The Literary Gardener – August 2016
Here’s flowers for you;
Hot lavender, mints, savoury, marjoram;
The marigold, that goes to bed wi’ the sun
And with him rises weeping: these are flowers
Of middle summer, and I think they are given
To men of middle age.
~ William Shakespeare, The Winter’s Tale, 1609
Every summer, my husband, Jerry, and I attend a performance at the Oregon Shakespeare Festival in Ashland, and this year I’m looking forward to seeing “The Winter’s Tale,” one of Shakespeare’s later plays. By this time, the renowned playwright and poet was spending much of his time at New Place, his house in Stratford-upon-Avon, which was the market town he grew up in about 100 miles from the bustling streets and theaters of London.
Shakespeare kept gardens and an orchard at New Place, so it’s not surprising that he interwove a lot of plant symbolism in “The Winter’s Tale,” particularly in Act IV where the above quotation appears. In this scene, the sweet, lovely Perdita offers flowers to important guests at the village’s sheep-shearing celebration (one of the guests is her lover’s father, King Polixenes, in disguise).
At first, Perdita presents rosemary and rue, telling Polixenes and his attendant, “Grace and remembrance be to you both, and welcome to our shearing!” In this line, Shakespeare drew upon common knowledge at the time that, according to the “language” of flowers, rosemary signifies remembrance—the herb was often used for funerals—and rue was sometimes called “herb-of-grace.” No doubt, Shakespeare used the fact that rue was also associated with repentance and regret (as in, “He’ll rue the day”) as a double meaning in this passage.
However, the masked King Polixenes isn’t happy with Perdita’s offering of such “flowers of winter,” which he considers a subtle disparagement about his advancing age. (Perhaps it would be like one of my young students gifting me with a box of hair dye to cover up my gray.) So, instead, Perdita attempts to flatter the visitor’s vanity by selecting flowers of middle summer for “men of middle age.”
In referring to lavender, mint, summer savory and sweet marjoram as “hot,” Shakespeare used a gardener’s knowledge that all of these herbs would be flowering and full of aromatic oils under the warm summer sun. In fact, these herbs were recommended for strewing about the floor inside one’s home; when stepped on, the fragrant oils would be released to the olfactory pleasure of all.
The marigolds Perdita speaks of in “The Winter’s Tale” are English (or pot) marigolds, Calendula officinalis, with vibrantly-colored petals that open and close with the rising and setting of the sun. In Shakespeare’s day, pot marigold flowers were valued for their medicinal properties, resulting in associations with health and healing. Dried petals were used for skin irritations, bites, stings, and treating fevers and infections. Tinctures were concocted as a remedy for bubonic plague, a bacterial disease that shut down Shakespeare’s theater in London several times during outbreaks.
Of course, Shakespeare would have been familiar with nuanced meanings associated with marigolds during that time period. This certainly added layers of insight and entertainment for 17th century audiences that cannot be as fully appreciated today.

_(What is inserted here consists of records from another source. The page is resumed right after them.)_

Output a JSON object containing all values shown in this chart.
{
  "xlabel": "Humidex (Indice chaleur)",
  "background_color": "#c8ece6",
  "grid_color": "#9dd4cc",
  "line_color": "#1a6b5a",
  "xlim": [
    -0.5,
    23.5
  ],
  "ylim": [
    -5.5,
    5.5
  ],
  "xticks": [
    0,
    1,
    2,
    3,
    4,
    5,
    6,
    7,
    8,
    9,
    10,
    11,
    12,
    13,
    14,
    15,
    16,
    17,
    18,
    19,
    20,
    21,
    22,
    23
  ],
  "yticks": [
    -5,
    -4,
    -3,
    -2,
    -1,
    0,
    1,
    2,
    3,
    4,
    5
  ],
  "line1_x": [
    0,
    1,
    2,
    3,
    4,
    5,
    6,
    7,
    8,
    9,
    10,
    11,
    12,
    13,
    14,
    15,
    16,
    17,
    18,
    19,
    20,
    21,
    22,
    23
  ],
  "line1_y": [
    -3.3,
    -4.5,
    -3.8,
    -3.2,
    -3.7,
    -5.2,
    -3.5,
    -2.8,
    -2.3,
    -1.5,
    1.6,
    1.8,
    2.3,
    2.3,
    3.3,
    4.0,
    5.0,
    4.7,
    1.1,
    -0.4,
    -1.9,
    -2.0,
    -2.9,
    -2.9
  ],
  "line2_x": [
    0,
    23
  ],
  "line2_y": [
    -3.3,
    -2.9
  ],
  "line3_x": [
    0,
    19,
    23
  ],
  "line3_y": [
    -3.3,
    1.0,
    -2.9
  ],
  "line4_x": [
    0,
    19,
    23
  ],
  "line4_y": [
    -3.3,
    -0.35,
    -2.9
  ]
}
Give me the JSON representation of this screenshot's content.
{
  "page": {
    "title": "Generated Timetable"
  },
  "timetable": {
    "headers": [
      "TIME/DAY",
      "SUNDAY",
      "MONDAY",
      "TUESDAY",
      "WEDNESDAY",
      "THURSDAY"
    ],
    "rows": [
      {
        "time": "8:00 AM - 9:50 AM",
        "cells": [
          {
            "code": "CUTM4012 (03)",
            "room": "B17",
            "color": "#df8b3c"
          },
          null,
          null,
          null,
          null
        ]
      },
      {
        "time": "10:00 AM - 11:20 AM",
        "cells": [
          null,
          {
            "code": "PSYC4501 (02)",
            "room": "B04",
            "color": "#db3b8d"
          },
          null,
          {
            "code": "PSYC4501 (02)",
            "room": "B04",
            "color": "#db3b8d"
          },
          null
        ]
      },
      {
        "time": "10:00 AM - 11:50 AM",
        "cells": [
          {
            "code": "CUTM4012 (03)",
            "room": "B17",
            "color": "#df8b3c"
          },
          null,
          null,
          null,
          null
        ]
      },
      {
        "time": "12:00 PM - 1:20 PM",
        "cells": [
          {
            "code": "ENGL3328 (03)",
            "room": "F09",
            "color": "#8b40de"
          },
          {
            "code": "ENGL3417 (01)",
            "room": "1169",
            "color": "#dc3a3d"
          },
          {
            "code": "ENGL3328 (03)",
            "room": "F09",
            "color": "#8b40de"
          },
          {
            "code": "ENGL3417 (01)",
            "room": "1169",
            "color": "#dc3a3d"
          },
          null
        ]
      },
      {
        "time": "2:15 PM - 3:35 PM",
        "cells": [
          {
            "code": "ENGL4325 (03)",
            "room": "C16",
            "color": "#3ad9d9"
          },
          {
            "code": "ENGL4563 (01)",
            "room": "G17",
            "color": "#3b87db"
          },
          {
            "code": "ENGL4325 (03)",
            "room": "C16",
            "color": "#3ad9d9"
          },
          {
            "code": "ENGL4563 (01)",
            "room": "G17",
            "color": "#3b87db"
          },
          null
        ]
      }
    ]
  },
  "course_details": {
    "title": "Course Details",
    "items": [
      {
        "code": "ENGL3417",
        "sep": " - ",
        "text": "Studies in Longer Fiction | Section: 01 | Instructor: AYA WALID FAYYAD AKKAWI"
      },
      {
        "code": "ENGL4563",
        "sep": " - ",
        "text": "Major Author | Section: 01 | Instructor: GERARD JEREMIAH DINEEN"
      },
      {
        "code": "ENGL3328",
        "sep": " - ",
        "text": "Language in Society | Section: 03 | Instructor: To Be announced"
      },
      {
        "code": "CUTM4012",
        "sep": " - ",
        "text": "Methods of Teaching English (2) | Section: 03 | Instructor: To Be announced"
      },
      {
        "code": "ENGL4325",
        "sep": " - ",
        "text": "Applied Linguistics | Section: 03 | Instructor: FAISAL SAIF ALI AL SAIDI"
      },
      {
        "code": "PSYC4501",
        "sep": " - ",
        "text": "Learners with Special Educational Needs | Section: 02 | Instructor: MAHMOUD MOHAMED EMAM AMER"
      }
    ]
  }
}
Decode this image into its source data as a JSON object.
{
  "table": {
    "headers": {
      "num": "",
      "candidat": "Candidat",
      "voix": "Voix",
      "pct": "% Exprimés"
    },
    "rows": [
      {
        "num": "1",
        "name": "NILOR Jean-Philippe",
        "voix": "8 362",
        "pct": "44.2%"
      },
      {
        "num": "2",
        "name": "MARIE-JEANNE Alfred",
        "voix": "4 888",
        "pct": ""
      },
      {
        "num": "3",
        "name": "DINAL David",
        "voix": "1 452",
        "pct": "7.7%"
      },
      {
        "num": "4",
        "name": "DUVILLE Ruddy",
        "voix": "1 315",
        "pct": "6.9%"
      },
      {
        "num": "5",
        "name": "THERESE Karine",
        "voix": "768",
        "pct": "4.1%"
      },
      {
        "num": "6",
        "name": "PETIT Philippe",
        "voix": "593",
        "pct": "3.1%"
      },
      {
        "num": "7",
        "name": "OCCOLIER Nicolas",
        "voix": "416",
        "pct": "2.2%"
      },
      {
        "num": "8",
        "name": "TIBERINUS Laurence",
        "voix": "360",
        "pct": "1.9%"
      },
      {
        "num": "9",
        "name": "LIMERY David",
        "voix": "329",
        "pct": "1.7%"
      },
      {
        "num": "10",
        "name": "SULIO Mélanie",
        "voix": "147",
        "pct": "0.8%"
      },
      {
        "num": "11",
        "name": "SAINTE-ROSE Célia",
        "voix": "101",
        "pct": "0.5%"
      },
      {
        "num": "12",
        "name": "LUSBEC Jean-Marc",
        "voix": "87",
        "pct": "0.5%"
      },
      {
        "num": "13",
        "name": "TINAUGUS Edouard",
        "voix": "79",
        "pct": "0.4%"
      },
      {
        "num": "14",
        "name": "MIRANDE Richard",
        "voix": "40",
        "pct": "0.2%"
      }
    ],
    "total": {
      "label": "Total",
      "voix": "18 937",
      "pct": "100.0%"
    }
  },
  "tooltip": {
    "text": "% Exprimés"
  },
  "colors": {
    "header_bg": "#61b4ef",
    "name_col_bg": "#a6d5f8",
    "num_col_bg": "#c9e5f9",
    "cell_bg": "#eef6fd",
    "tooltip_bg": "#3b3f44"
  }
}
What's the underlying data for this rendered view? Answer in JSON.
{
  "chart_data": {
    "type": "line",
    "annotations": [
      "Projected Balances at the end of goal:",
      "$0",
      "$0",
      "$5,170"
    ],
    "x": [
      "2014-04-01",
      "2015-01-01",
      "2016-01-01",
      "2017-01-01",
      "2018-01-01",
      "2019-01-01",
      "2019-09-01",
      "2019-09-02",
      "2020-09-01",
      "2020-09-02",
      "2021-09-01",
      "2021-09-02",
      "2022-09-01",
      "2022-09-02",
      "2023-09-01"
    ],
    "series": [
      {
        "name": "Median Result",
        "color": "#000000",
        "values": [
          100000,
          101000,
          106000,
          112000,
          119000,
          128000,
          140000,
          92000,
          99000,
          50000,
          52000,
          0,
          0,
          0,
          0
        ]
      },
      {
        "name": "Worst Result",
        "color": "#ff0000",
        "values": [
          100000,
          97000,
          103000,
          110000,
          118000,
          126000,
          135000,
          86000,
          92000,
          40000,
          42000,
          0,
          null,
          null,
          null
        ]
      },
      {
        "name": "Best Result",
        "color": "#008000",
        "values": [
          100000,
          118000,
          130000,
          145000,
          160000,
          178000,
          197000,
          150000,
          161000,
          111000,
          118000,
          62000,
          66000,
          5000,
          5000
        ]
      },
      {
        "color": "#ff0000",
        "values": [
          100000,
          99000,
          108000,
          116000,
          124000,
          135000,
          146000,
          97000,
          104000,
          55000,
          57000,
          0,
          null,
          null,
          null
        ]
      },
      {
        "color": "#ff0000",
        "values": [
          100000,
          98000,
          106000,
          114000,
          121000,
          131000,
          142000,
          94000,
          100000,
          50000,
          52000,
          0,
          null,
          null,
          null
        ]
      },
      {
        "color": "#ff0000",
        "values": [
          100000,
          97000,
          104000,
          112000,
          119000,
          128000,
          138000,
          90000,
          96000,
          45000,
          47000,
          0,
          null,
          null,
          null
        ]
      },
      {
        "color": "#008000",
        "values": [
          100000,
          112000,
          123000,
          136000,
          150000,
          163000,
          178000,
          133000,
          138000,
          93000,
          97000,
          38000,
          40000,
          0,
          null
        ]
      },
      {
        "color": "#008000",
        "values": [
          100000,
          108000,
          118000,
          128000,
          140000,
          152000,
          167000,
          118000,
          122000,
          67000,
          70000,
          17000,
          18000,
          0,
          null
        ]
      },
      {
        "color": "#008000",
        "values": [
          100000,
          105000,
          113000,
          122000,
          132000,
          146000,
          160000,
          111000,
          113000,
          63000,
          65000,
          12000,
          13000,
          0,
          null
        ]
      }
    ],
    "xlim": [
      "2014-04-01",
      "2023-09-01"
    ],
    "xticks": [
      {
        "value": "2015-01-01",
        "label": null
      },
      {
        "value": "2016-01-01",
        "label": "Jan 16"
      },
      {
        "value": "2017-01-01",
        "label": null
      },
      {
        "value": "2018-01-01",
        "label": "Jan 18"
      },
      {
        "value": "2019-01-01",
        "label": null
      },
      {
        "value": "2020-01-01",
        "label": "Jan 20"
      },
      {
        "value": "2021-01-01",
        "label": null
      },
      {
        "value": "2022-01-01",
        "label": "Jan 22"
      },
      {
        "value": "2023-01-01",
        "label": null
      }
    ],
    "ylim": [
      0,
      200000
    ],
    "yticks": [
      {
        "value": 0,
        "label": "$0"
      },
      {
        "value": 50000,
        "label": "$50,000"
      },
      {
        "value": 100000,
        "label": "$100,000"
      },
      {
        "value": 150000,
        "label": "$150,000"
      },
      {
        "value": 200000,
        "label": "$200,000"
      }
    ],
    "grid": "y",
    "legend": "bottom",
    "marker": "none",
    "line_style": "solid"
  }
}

A bit later, the Bard employed spring-blooming flowers to symbolize youth. Perdita turns to her lover, Prince Florizel, and laments, “I would I had some flowers o’ the spring that might become your time of day.” She mentions “daffodils, that come before the swallow dares… violets dim, but sweeter than the lids of Juno’s eyes… pale primroses that die unmarried… bold oxlips and the crown imperial; lilies of all kinds, the flower-de-luce (iris) being one!”
As a gardener, Shakespeare would have known it was the sweet-smelling Viola odorata, native to England, that blooms in the springtime, rather than the “summer violet,” or dog violet, V. riviniana, which is scentless. He would have also known the primrose, Primula vulgaris, another common flower in the English countryside, as a pale yellow-white flower that lasted only a short while. “Bold” oxlips are Primula elatior, the species name meaning “taller” in reference to the plant’s long stem. Crown imperials, Fritillaria imperialis, as well as other flowers in the lily family, were then novelties in England, having arrived from Turkey and Syria sometime after 1580.
Inspired by my upcoming outing to the OSF, I’ve been reading Shakespeare’s Gardens (2016) with beautiful photographs of the gardens Shakespeare enjoyed during his lifetime (he died at the age of 52). The house in which he probably wrote “A Winter’s Tale” is long gone, torn down by a spiteful reverend who despised the disruption caused by visitors wanting to see where the great playwright once lived. However, the garden space is still there, transformed into a 21st century landscape by the Shakespeare Birthplace Trust.
It’s not difficult for me to imagine the Bard wandering among the flowers that once grew in this garden, noting which ones to include in the play I’ll be enjoying more than 400 years later. Can there be any doubt that Shakespeare was a gardener? After all, it was he wrote, “These flowers are like the pleasures of the world.”